Understanding Higher-Level Functions: Imitation, Prediction, and Emotion
Operations of thought are like cavalry charges in a battle—they are strictly limited in number, they require fresh horses, and must only be made at decisive moments.
—ALFRED NORTH WHITEHEAD
But the big feature of human-level intelligence is not what it does when it works but what it does when it’s stuck.
—MARVIN MINSKY
If love is the answer, could you please rephrase the question?
—LILY TOMLIN
Because it sits at the top of the neural hierarchy, the part of the brain least well understood is the cerebral cortex. This region, which consists of six thin layers in the outermost areas of the cerebral hemispheres, contains billions of neurons. According to Thomas M. Bartol Jr. of the Computational Neurobiology Laboratory of the Salk Institute of Biological Studies,“A single cubic millimeter of cerebral cortex may contain on the order of 5 billion . . . synapses of different shapes and sizes.” The cortex is responsible for perception, planning, decision making and most of what we regard as conscious thinking.
Our ability to use language, another unique attribute of our species, appears to be located in this region. An intriguing hint about the origin of language and a key evolutionary change that enabled the formation of this distinguishing skill is the observation that only a few primates, including humans and monkeys, are able to use an (actual) mirror to master skills. Theorists Giacomo Rizzolatti and Michael Arbib hypothesized that languag
e emerged from manual gestures (which monkeys—and, of course, humans—are capable of). Performing manual gestures requires the ability to mentally correlate the performance and observation of one’s own hand movements.111 Their “mirror system hypothesis” is that the key to the evolution of language is a property called “parity,” which is the understanding that the gesture (or utterance) has the same meaning for the party making the gesture as for the party receiving it; that is, the understanding that what you see in a mirror is the same (although reversed left-to-right) as what is seen by someone else watching you.
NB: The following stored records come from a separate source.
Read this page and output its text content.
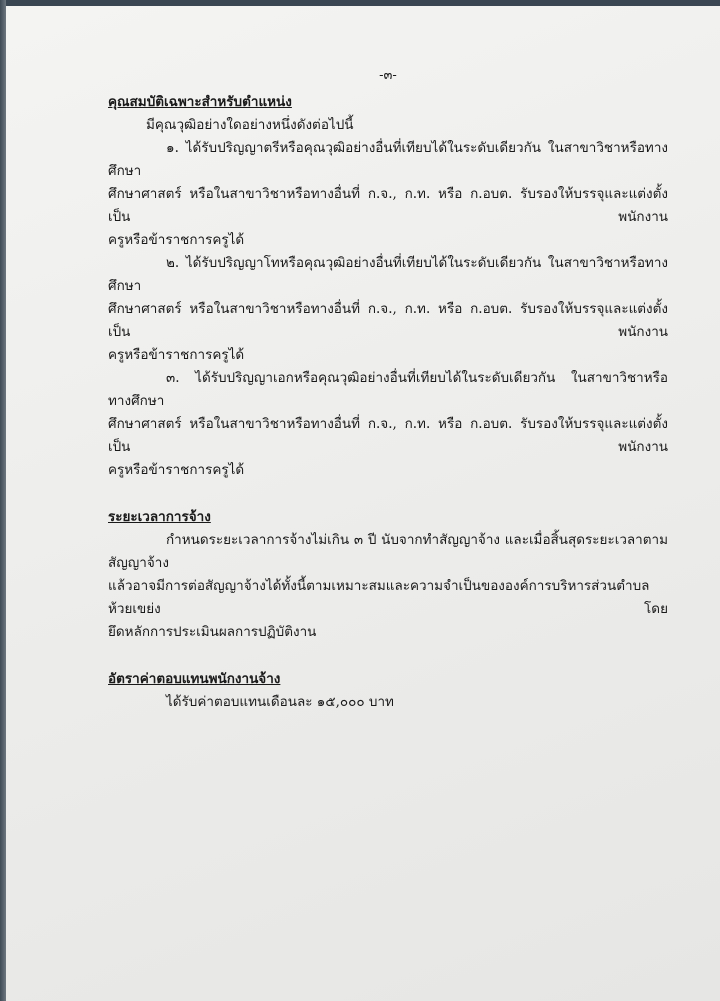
-๓-
คุณสมบัติเฉพาะสำหรับตำแหน่ง

มีคุณวุฒิอย่างใดอย่างหนึ่งดังต่อไปนี้

๑. ได้รับปริญญาตรีหรือคุณวุฒิอย่างอื่นที่เทียบได้ในระดับเดียวกัน ในสาขาวิชาหรือทางศึกษา

ศึกษาศาสตร์ หรือในสาขาวิชาหรือทางอื่นที่ ก.จ., ก.ท. หรือ ก.อบต. รับรองให้บรรจุและแต่งตั้งเป็น พนักงาน

ครูหรือข้าราชการครูได้

๒. ได้รับปริญญาโทหรือคุณวุฒิอย่างอื่นที่เทียบได้ในระดับเดียวกัน ในสาขาวิชาหรือทางศึกษา

ศึกษาศาสตร์ หรือในสาขาวิชาหรือทางอื่นที่ ก.จ., ก.ท. หรือ ก.อบต. รับรองให้บรรจุและแต่งตั้งเป็น พนักงาน

ครูหรือข้าราชการครูได้

๓. ได้รับปริญญาเอกหรือคุณวุฒิอย่างอื่นที่เทียบได้ในระดับเดียวกัน ในสาขาวิชาหรือทางศึกษา

ศึกษาศาสตร์ หรือในสาขาวิชาหรือทางอื่นที่ ก.จ., ก.ท. หรือ ก.อบต. รับรองให้บรรจุและแต่งตั้งเป็น พนักงาน

ครูหรือข้าราชการครูได้

ระยะเวลาการจ้าง

กำหนดระยะเวลาการจ้างไม่เกิน ๓ ปี นับจากทำสัญญาจ้าง และเมื่อสิ้นสุดระยะเวลาตามสัญญาจ้าง

แล้วอาจมีการต่อสัญญาจ้างได้ทั้งนี้ตามเหมาะสมและความจำเป็นขององค์การบริหารส่วนตำบลห้วยเขย่ง โดย

ยึดหลักการประเมินผลการปฏิบัติงาน

อัตราค่าตอบแทนพนักงานจ้าง

ได้รับค่าตอบแทนเดือนละ ๑๕,๐๐๐ บาท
Other animals are unable to understand the image in a mirror in this fashion, and it is believed that they are missing this key ability to deploy parity.
A closely related concept is that the ability to imitate the movements (or, in the case of human babies, vocal sounds) of others is critical to developing language.112 Imitation requires the ability to break down an observed presentation into parts, each of which can then be mastered through recursive and iterative refinement.